Download or read book Manfredo P do Carmo Selected Papers written by Manfredo P. do Carmo and published by Springer Science & Business Media. This book was released on 2012-04-02 with total page 492 pages. Available in PDF, EPUB and Kindle. Book excerpt: This volume of selected academic papers demonstrates the significance of the contribution to mathematics made by Manfredo P. do Carmo. Twice a Guggenheim Fellow and the winner of many prestigious national and international awards, the professor at the institute of Pure and Applied Mathematics in Rio de Janeiro is well known as the author of influential textbooks such as Differential Geometry of Curves and Surfaces. The area of differential geometry is the main focus of this selection, though it also contains do Carmo's own commentaries on his life as a scientist as well as assessment of the impact of his researches and a complete list of his publications. Aspects covered in the featured papers include relations between curvature and topology, convexity and rigidity, minimal surfaces, and conformal immersions, among others. Offering more than just a retrospective focus, the volume deals with subjects of current interest to researchers, including a paper co-authored with Frank Warner on the convexity of hypersurfaces in space forms. It also presents the basic stability results for minimal surfaces in the Euclidean space obtained by the author and his collaborators. Edited by do Carmo's first student, now a celebrated academic in her own right, this collection pays tribute to one of the most distinguished mathematicians.

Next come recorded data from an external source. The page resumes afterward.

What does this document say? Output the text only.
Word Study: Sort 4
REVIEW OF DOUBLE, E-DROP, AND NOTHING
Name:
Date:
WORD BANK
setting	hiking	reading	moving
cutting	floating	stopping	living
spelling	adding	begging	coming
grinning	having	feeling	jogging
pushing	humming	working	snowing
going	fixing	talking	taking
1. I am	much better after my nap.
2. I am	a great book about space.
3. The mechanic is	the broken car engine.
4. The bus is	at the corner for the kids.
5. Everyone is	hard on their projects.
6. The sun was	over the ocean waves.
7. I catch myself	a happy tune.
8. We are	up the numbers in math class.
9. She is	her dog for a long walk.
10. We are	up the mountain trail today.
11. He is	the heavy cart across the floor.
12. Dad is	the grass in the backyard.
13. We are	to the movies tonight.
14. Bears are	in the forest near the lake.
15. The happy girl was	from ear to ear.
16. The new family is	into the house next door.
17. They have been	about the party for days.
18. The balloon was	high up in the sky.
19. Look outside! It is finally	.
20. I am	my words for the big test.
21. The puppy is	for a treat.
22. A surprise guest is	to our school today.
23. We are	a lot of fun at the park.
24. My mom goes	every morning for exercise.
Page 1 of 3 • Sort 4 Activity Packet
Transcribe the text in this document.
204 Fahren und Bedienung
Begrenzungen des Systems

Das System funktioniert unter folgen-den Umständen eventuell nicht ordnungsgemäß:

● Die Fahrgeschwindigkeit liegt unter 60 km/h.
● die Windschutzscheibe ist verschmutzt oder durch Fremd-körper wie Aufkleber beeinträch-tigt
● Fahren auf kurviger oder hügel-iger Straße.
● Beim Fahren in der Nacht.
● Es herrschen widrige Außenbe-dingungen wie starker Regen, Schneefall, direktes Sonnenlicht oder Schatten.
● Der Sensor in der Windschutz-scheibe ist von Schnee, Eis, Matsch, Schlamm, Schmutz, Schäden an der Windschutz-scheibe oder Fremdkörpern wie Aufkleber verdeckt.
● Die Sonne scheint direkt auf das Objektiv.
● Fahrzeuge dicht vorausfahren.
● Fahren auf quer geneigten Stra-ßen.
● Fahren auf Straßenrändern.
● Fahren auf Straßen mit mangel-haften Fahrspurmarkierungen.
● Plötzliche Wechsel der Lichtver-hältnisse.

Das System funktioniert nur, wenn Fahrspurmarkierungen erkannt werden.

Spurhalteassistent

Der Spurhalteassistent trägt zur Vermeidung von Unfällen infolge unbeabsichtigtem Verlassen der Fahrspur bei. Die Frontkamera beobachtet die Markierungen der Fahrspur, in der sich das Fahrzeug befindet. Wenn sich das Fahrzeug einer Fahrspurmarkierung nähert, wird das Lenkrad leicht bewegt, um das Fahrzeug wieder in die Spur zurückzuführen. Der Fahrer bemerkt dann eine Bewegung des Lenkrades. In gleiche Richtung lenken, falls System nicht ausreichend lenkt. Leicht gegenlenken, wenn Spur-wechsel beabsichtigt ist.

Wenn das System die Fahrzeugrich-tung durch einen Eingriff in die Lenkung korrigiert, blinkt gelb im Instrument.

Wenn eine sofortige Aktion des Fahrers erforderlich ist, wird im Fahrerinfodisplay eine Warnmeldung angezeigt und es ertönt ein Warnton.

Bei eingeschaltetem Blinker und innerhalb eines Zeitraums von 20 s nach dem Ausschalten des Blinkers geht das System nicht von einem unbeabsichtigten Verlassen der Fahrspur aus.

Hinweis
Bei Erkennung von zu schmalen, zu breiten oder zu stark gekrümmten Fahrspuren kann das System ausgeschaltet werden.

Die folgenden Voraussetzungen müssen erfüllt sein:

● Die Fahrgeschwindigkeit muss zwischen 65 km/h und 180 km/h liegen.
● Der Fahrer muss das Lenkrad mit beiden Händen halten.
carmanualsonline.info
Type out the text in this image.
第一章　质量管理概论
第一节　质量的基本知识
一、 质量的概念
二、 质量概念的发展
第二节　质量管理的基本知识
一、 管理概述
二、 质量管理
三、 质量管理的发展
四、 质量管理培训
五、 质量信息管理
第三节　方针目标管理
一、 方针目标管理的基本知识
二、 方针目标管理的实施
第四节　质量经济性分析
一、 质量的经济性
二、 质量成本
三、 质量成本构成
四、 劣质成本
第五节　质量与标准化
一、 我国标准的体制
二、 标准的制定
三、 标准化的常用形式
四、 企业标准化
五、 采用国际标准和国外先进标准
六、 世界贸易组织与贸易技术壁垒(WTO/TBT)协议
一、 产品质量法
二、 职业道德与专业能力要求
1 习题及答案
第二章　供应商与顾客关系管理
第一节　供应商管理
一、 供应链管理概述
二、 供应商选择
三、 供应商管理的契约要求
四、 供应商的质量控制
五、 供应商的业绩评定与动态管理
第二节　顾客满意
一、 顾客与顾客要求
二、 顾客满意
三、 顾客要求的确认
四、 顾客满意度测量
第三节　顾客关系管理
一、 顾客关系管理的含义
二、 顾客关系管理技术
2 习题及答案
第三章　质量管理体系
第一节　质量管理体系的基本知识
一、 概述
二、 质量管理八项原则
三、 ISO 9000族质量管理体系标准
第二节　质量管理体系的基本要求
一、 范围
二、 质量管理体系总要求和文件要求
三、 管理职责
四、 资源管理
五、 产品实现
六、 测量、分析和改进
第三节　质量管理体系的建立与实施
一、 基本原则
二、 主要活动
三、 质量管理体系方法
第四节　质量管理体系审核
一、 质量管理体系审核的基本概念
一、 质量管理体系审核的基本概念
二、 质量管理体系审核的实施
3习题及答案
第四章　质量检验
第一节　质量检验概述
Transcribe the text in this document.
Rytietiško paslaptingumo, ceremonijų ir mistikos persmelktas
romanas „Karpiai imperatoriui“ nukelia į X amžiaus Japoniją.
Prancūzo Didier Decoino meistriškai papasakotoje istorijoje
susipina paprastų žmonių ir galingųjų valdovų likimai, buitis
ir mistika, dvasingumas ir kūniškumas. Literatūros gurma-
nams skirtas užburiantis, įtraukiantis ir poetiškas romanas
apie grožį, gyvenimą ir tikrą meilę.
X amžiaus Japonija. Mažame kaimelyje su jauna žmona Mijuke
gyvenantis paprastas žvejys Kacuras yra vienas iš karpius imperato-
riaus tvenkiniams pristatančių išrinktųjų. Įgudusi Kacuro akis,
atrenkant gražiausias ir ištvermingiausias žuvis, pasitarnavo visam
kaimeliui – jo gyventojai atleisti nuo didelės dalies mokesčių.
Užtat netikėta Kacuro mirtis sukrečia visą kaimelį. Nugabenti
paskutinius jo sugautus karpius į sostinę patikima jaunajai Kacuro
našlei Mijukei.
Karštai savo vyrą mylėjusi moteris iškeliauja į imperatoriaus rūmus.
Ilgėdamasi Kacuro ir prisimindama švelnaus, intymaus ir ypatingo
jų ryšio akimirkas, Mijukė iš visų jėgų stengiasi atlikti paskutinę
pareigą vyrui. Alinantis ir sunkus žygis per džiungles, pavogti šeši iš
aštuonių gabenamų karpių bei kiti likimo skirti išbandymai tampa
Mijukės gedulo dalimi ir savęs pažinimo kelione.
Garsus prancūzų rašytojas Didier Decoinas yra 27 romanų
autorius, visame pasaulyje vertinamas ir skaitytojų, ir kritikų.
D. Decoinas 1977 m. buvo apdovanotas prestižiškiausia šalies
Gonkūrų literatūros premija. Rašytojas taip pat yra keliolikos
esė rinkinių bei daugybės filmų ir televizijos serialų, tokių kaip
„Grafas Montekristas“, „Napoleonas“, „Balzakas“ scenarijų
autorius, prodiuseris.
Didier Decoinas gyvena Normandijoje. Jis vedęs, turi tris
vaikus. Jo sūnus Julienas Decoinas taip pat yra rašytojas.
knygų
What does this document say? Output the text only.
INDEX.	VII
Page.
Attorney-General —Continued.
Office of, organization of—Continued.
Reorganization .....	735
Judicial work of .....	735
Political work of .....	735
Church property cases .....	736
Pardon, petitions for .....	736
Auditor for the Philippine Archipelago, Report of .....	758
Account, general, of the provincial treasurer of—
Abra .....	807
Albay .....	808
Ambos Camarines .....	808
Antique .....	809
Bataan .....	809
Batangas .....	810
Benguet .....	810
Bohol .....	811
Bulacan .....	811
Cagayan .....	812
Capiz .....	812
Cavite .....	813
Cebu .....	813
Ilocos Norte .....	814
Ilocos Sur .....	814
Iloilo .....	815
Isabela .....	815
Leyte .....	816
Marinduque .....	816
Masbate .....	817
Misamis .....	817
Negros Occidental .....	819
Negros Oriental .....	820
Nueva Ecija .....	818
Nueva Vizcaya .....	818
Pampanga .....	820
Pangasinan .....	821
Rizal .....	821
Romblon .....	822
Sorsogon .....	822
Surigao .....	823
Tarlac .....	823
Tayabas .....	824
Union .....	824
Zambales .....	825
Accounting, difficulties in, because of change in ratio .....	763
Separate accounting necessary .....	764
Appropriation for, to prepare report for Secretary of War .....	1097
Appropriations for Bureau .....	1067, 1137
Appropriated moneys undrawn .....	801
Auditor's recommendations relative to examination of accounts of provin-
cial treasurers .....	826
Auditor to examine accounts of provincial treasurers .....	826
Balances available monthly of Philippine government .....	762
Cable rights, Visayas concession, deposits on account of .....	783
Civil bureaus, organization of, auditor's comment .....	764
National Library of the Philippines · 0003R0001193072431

Download or read book Selected Works of Frederick J Almgren Jr written by Frederick J. Almgren and published by American Mathematical Soc.. This book was released on 1999 with total page 638 pages. Available in PDF, EPUB and Kindle. Book excerpt: This volume offers a unique collection of some of the work of Frederick J. Almgren, Jr., the man most noted for defining the shape of geometric variational problems and for his role in founding The Geometry Center. Included in the volume are the following: a summary by Sheldon Chang of the famous 1700 page paper on singular sets of area-minimizing $m$-dimensional surfaces in $Rn$, a detailed summary by Brian White of Almgren's contributions to mathematics, his own announcements of several longer papers, important shorter papers, and memorable expository papers. Almgren's enthusiasm for the subject and his ability to locate mathematically beautiful problems that were "ready to be solved" attracted many students who further expanded the subject into new areas. Many of these former students are now known for the clarity of their expositions and for the beauty of the problems that they work on. As Almgren's former graduate student, wife, and colleague, Professor Taylor has compiled an important volume on an extraordinary mathematician. This collection presents a fine comprehensive view of the man's mathematical legacy

Download or read book Geometric Measure Theory and the Calculus of Variations written by William K. Allard and published by American Mathematical Soc.. This book was released on 1986 with total page 482 pages. Available in PDF, EPUB and Kindle. Book excerpt: Includes twenty-six papers that survey a cross section of work in modern geometric measure theory and its applications in the calculus of variations. This title provides an access to the material, including introductions and summaries of many of the authors' much longer works and a section containing 80 open problems in the field.